While smaller bugs such as BWO and Caddis are currently hatching in the stream, the real target for the fish right now is grasshoppers. Look for hot and windy afternoons to provide the best action, as strong winds will blow active hoppers into the stream and the fish know it. We have had success with just about any hopper pattern that we have tried lately. Make sure you use tippets of 3x or 4x as 5x is too light to turn the large flies over and also a way to light to survive a crushing strike from a big fish who may head directly into the weeds once hooked. Also, heavier tippets make it possible to land the fish fast and release it unharmed.
In addition to the obvious foam lines and sweet spots of the pools, you will also find fish lying against the banks in wait for an errant hopper. Make sure to fish the banks well before walking up the trail.
Over the next few days, the hay will be cut and I expect the fish to go crazy for another week or so feasting on hoppers. This is a perfect time to get out there and experience the violent slurping takes of large trout and enjoy a late summer banner day on the Dream Stream.
The 6 ponds at Wilder are all fishing well and have received very little pressure this season. Large trout lie in wait and are currently feasting on Damselflies, Hoppers, Midges and some small random Mayfly hatches. As the morning heats up and air temps reach about 60 degrees, the Damsels will start flying and you will see fish launching in the air to capture the Damsels as they are flying over the water.
As you walk along the pond edges, you will see some fish lying stationary along the shorelines waiting to ambush and unsuspecting Damsel nymph and others cruising the edges of the weed lines looking for whatever they can find. Best is to locate a target and cast your fly 6-10 feet in front of the fish.
My first option for this time of year is a Damsel dry. Make sure that you show it to a few fish before changing. If unsuccessful, my next move might be to try a small Hopper or Madame X, twitching it lightly to attract a fish and leaving it still on the water as a fish approaches. If both of these fail, then it may be time to attach a small dropper or try a black or olive Wooly Bugger fished slow and deep.
Please use 3x or 4x tippets so you can land the fish quickly and get him back in the water asap. Make sure to revive the fish a bit until he gives a strong kick and watch him as he swims away to make sure he is not disoriented and is right-side up. If you get a fish that turns upside down, recapture him in the net and give him some more time to recover. Oftentimes just a poke with your rod tip can wake them up to get them going again.
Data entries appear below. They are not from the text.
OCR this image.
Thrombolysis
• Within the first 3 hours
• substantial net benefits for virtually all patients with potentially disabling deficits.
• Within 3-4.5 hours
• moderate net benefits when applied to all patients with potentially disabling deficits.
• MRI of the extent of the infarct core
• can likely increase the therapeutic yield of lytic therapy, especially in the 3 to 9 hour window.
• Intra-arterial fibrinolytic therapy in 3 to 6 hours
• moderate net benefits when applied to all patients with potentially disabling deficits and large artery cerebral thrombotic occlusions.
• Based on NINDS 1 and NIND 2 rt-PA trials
Just a reminder to please pinch all barbs on all flies used at Wilder (and anywhere else that you plan to catch and release). If you want a picture of a fish please leave him in the water to do so or use the 5-second rule and get him back into the water inside this time limit.
As always I’ll look forward to seeing you all on the water. Please feel free to contact me directly for questions, concerns or ideas.
Keep your backcasts high (but out of the trees)!